Sunday, September 28, 2008

Politicians Of the Worst Kind............

The worst kind of politician is the cooperative kind, for they are the kind that tends to do things.
This morning we woke to one of those headlines you just dread. Right there, on the front page of the New York Times, "Breakthrough Reached in Negotiations on Bailout."
Beneath the headline, the accompanying photograph showed a group of Washington clowns patting each other on the back and brandishing grins not unlike those a cat might wear, having just devoured a mouse.
"We have made great progress toward a deal, which will work and be effective in the marketplace," announced Treasury Secretary Henry M. Paulson Jr.
That's the same Hank Paulson who, just this past July assured us that "It's a safe banking system, a sound banking system. Our regulators are on top of it. This is a very manageable situation."

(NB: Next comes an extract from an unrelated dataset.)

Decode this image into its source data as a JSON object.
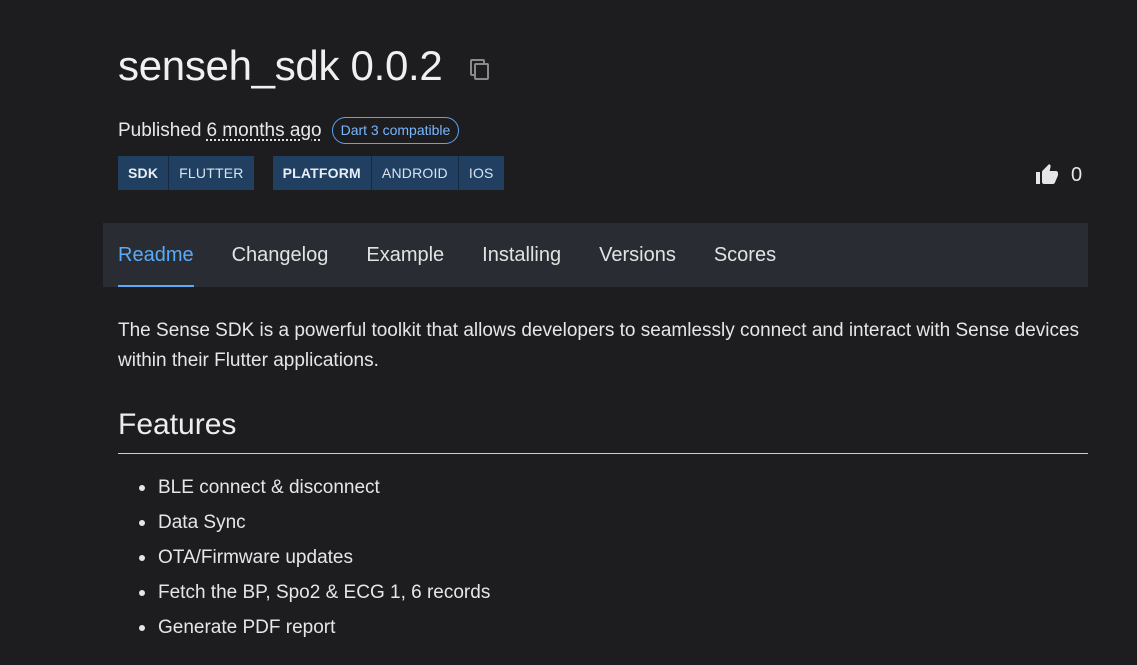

It's also the same man who, while lecturing Chinese officials in March of last year said, "The reality of the situation is that an open, competitive, and liberalized financial market can effectively allocate scarce resources in a manner that promotes stability and prosperity far better than governmental intervention..."

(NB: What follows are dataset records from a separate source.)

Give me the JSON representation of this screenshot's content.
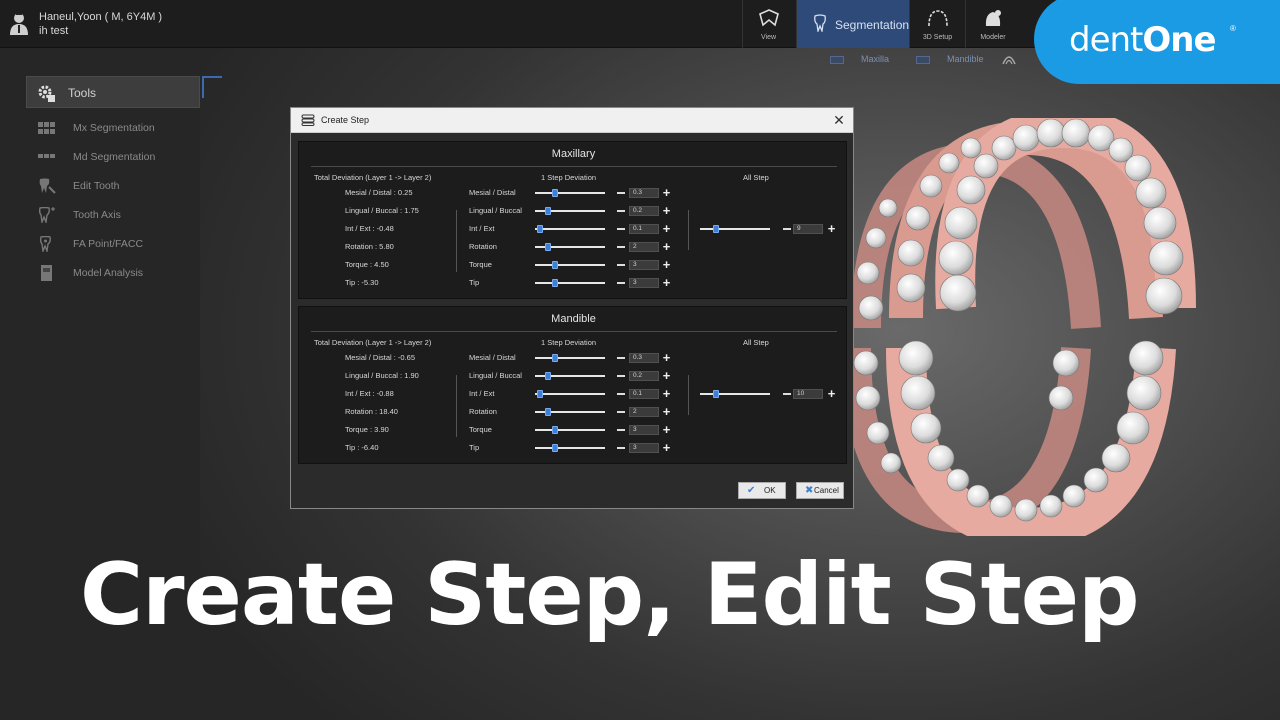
{
  "patient": {
    "name": "Haneul,Yoon ( M, 6Y4M )",
    "note": "ih test"
  },
  "toolbar": {
    "view": "View",
    "segmentation": "Segmentation",
    "setup3d": "3D Setup",
    "modeler": "Modeler"
  },
  "logo": {
    "text_a": "dent",
    "text_b": "One",
    "reg": "®",
    "color": "#1a9be3"
  },
  "jaw_tabs": {
    "maxilla": "Maxilla",
    "mandible": "Mandible"
  },
  "tools": {
    "header": "Tools",
    "items": [
      {
        "label": "Mx Segmentation",
        "icon": "upper-teeth-icon"
      },
      {
        "label": "Md Segmentation",
        "icon": "lower-teeth-icon"
      },
      {
        "label": "Edit Tooth",
        "icon": "edit-tooth-icon"
      },
      {
        "label": "Tooth Axis",
        "icon": "tooth-axis-icon"
      },
      {
        "label": "FA Point/FACC",
        "icon": "fa-point-icon"
      },
      {
        "label": "Model Analysis",
        "icon": "model-analysis-icon"
      }
    ]
  },
  "dialog": {
    "title": "Create Step",
    "ok": "OK",
    "cancel": "Cancel",
    "sections": [
      {
        "title": "Maxillary",
        "total_header": "Total Deviation (Layer 1 -> Layer 2)",
        "step_header": "1 Step Deviation",
        "all_header": "All Step",
        "totals": [
          "Mesial / Distal : 0.25",
          "Lingual / Buccal : 1.75",
          "Int / Ext : -0.48",
          "Rotation : 5.80",
          "Torque : 4.50",
          "Tip : -5.30"
        ],
        "params": [
          "Mesial / Distal",
          "Lingual / Buccal",
          "Int / Ext",
          "Rotation",
          "Torque",
          "Tip"
        ],
        "values": [
          "0.3",
          "0.2",
          "0.1",
          "2",
          "3",
          "3"
        ],
        "all_value": "9"
      },
      {
        "title": "Mandible",
        "total_header": "Total Deviation (Layer 1 -> Layer 2)",
        "step_header": "1 Step Deviation",
        "all_header": "All Step",
        "totals": [
          "Mesial / Distal : -0.65",
          "Lingual / Buccal : 1.90",
          "Int / Ext : -0.88",
          "Rotation : 18.40",
          "Torque : 3.90",
          "Tip : -6.40"
        ],
        "params": [
          "Mesial / Distal",
          "Lingual / Buccal",
          "Int / Ext",
          "Rotation",
          "Torque",
          "Tip"
        ],
        "values": [
          "0.3",
          "0.2",
          "0.1",
          "2",
          "3",
          "3"
        ],
        "all_value": "10"
      }
    ]
  },
  "caption": "Create Step, Edit Step"
}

But Mr. Paulson is a cunning cat, and cunning cats must be prepared to abandon the spine of their resolve at a moment's notice. After all, one doesn't climb the political ladder by sticking to one's guns. Our chameleon must employ compromise, bipartisanship sacrifice and, above all, he must brandish an eager willingness to renounce his convictions.

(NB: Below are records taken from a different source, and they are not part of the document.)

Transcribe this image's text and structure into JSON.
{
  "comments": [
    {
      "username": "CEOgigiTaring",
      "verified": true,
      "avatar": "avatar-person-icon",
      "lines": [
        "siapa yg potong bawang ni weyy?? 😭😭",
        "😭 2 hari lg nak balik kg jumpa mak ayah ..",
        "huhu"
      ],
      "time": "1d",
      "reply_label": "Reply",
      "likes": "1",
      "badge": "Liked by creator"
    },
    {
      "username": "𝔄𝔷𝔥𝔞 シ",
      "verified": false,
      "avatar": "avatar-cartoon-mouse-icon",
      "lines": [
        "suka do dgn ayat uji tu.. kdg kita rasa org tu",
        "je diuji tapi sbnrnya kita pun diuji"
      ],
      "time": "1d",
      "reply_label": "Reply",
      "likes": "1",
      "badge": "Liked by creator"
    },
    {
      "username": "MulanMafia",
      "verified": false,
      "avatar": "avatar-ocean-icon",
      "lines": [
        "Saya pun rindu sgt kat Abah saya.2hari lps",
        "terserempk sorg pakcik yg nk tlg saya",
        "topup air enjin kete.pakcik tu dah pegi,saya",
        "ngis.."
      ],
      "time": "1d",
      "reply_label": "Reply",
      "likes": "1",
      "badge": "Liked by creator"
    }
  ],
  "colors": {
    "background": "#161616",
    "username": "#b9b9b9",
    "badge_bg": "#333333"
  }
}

This is nothing new, of course. This creature of political whimsy was born out of real demand for his dubious character traits. When confronted with a choice between choosing a person of unwavering, if sometimes painfully honest conviction, and one who is wont to promise anything, regardless of whether or not it is viable, feasible or even mathematically possible, most voters will opt for the latter.
Americans, for example, had a chance this year to cast a vote for their own personal responsibility. All they had to do was pay attention to the only man vying for the nation's top job who wanted to talk about economics, who advocated a return to the gold standard and who drew his non-interventionalist platform (in both finance and foreign policy) straight from the constitution. But when it came down to the big dance, American's fell for the platitudes and promises of a slick young black man and a decrepit old white man. The physician from Texas was left out in the rain, alongside the catnip.
And now that the charade is careening along to its next and greatest climax thus far, the voice of reason has been muffled under the noise of the media's election cheerleading. We wondered what Ron Paul had to say about the government's bailout.
"This is Wall Street in big trouble and sucking in Main Street...and dumping all the bills on Main Street," the libertarian reasoned on CNN's Late Edition over the weekend. "You can't solve the problem of inflation, which is the creation of money and credit out of thin air, by [creating] more money and credit out of thin air...
"What they're doing now, they're propping up a failed system so the agony lasts longer. They're doing exactly what we did in the Depression."